Surprise: that’s what it’s all about. That ingenious emotion that flickers with the intensity of the sun, open to all possibility because, quite frankly, who even saw it coming? It is perhaps the most immediate yet mutable of all feelings we can hold, capable of rendering us still and silent as it knocks us over the head.

Sequenced largely chronologically as Klein travels the globe, we enter into world capitals between 1955 and 1965, mostly in black and white with the occasional blast of color — a surreal panoply of glittering scenes of modern life made possible through the plasticity of photography in the hands of an artist.

Klein seamless weaves documentary and commercial work, underscoring the ubiquity of the image in our construction of life, and the way that images become memories whether we were there when they were made or not — giving us this small format volume that hits like a Muhammad Ali punch.

An ardent observer of life, Klein writes, “What I know, what I discover, what I affirm, hat I show you, what I love.
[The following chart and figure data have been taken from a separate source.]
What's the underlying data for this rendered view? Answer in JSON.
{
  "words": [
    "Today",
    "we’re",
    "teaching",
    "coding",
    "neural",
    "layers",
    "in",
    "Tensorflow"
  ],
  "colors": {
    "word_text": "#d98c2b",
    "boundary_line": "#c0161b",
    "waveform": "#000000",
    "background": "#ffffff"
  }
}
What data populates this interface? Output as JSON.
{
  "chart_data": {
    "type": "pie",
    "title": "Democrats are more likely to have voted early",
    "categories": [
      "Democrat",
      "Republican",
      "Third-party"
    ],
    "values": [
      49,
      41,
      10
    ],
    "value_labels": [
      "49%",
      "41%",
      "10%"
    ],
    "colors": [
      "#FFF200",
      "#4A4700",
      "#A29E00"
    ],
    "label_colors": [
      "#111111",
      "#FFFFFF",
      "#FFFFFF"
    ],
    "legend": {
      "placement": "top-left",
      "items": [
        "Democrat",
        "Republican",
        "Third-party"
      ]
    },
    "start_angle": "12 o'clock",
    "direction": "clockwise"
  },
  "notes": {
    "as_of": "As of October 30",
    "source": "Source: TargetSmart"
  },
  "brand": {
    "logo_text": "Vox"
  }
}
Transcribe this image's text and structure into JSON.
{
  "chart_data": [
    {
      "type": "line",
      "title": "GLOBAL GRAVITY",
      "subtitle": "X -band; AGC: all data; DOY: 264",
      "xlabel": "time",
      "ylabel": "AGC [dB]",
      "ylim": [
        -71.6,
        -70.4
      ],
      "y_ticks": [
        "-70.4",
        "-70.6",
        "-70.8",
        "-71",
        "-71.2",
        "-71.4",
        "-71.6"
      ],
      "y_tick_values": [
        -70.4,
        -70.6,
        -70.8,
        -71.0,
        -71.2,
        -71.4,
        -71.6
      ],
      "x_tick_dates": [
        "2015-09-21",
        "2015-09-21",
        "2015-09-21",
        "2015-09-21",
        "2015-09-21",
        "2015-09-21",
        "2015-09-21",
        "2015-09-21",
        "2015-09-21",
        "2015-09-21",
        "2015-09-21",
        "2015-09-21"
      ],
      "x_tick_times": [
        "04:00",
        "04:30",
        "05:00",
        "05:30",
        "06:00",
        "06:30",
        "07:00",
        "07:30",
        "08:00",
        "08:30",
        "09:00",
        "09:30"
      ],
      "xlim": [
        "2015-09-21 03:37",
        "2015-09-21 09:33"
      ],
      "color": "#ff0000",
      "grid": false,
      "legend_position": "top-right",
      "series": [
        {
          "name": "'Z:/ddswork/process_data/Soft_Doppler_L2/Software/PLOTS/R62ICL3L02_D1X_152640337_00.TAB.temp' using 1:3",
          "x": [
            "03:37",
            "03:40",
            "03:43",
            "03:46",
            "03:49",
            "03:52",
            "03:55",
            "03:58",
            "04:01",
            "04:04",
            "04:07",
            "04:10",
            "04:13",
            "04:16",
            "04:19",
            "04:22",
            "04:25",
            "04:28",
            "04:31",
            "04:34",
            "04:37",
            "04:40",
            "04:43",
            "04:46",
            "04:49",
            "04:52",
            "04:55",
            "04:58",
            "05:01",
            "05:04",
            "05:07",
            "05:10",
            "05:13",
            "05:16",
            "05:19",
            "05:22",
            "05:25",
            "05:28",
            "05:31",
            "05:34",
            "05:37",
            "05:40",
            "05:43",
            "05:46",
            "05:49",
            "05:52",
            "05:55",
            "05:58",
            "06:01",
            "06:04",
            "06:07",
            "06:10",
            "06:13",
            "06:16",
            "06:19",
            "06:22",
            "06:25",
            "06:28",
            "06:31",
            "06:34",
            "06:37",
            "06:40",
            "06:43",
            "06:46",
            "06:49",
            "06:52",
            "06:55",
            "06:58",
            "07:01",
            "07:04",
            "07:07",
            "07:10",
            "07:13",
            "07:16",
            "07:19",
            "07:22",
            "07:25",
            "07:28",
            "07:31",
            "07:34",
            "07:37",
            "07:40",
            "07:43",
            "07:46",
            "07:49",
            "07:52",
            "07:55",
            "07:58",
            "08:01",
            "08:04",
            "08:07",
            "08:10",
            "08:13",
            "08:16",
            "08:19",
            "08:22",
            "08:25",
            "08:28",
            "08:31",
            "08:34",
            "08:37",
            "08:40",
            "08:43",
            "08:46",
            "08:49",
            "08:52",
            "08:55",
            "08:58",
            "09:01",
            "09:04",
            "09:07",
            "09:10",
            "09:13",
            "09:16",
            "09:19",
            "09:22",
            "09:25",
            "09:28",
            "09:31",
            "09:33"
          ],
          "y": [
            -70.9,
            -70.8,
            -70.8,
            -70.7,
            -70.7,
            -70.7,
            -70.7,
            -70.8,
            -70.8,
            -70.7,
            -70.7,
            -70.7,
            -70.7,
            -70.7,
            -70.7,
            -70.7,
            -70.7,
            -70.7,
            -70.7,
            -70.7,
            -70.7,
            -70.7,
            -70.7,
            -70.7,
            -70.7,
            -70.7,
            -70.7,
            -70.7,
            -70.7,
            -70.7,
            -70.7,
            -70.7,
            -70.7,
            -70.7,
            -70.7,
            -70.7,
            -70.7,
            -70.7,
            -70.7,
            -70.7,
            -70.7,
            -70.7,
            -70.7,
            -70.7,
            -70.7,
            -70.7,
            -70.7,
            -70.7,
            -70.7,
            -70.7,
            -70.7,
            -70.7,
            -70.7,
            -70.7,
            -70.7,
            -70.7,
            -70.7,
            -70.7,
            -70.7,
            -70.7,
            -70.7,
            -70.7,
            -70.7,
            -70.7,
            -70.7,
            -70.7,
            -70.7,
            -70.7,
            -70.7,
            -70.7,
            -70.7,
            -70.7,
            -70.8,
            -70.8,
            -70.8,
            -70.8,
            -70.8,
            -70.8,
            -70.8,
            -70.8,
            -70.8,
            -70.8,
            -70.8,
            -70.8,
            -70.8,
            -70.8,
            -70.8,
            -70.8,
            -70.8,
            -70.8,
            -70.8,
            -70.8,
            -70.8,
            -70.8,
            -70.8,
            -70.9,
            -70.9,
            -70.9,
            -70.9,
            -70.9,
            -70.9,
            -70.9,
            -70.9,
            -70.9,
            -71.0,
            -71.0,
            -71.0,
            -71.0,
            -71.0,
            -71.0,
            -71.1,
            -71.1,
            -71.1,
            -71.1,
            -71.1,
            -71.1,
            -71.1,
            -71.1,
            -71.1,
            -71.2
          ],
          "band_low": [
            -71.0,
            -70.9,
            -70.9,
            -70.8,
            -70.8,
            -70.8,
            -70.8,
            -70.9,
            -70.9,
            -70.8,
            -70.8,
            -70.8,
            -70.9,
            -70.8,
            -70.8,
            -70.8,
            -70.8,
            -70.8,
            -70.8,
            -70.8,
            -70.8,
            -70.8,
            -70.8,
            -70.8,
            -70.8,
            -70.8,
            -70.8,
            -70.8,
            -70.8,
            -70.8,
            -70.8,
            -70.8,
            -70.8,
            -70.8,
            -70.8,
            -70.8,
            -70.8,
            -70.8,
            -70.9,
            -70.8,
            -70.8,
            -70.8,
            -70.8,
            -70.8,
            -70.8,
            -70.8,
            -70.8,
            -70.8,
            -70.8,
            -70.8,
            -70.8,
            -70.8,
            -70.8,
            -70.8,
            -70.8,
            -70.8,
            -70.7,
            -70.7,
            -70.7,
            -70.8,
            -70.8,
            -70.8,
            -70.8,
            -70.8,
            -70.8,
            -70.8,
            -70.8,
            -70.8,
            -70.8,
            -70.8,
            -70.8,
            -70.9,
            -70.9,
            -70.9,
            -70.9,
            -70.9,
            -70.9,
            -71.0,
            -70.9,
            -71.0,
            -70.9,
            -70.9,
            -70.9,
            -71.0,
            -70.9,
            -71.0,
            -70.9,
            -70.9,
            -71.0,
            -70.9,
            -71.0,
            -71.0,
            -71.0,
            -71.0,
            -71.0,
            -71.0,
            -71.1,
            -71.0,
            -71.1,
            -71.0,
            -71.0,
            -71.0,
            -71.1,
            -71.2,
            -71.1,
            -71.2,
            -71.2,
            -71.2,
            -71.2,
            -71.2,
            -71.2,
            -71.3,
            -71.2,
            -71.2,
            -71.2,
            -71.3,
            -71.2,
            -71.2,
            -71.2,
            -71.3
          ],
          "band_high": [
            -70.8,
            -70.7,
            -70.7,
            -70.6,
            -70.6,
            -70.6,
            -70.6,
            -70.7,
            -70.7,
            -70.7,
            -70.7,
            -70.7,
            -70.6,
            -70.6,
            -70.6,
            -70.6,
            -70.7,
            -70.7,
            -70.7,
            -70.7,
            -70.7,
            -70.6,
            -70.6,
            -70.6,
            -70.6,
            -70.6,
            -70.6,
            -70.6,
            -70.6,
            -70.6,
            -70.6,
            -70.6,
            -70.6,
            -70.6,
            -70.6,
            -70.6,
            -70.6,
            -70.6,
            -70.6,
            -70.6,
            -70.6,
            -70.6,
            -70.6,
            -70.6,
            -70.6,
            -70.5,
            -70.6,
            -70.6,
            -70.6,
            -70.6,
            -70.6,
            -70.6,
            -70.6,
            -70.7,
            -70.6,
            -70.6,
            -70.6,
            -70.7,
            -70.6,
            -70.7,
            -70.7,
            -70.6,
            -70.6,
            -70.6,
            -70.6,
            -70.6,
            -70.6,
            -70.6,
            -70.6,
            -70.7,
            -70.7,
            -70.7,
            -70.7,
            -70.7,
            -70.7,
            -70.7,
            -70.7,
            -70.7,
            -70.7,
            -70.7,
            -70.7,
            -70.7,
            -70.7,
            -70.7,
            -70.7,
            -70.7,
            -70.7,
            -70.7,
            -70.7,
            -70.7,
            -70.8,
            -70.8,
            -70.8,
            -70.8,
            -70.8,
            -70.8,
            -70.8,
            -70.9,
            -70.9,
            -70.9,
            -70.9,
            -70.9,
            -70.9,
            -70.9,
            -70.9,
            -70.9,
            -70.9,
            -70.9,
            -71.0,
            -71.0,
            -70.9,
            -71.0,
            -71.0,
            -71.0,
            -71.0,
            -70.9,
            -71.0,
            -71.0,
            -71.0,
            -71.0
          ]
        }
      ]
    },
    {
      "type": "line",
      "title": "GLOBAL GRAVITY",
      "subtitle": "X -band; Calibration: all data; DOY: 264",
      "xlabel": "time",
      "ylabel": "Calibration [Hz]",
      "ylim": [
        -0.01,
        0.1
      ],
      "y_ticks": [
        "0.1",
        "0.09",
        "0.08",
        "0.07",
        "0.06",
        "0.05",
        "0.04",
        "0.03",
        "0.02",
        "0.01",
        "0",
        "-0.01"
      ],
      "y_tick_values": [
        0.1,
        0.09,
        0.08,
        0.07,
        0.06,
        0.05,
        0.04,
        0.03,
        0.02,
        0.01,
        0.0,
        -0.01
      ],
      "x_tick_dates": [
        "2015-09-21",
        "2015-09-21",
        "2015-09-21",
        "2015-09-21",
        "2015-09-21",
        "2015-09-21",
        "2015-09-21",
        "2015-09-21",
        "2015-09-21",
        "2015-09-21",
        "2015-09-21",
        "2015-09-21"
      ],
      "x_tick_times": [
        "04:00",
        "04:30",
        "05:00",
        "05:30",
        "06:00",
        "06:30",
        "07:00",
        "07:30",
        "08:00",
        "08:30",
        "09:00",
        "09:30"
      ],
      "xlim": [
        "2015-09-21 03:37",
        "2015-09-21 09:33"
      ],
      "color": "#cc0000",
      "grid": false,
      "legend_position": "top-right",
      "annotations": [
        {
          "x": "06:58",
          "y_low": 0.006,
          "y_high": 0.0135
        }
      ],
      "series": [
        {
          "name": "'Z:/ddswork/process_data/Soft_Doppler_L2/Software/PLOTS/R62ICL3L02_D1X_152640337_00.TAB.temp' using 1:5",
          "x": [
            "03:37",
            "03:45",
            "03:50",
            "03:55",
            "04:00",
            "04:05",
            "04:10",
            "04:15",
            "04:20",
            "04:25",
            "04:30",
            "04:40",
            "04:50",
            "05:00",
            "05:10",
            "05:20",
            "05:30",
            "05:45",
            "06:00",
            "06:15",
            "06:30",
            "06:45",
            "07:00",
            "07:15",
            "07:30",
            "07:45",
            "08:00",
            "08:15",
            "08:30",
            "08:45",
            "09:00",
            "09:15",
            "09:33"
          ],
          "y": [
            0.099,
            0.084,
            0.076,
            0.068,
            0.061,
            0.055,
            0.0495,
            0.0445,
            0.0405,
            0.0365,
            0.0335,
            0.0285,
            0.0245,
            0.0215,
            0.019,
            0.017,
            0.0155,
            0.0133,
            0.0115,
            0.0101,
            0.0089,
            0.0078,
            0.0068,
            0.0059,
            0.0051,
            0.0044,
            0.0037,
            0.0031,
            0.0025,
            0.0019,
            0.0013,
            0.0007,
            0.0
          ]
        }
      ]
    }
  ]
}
It comes from nowhere, from everywhere, but it’s there and I celebrate it. That’s the photography I love.”

William Klein – New York. Wings of the Hawk, 1955.

William Klein – Fashion. Anne St. Marie + cruiser, New York, 1958 (Vogue).

William Klein – Rome. Snapshot, Lido de Ostia, 1956.

William Klein – Paris. Le Petit Magot, November 11, 1968.

William Klein – Rome. Entrance Lido de Ostia, 1956.

William Klein – Rome. Watchman, Cineccita?, 1956.

William Klein – Fashion. Dolores wants a taxi, New York, 1958 (Vogue).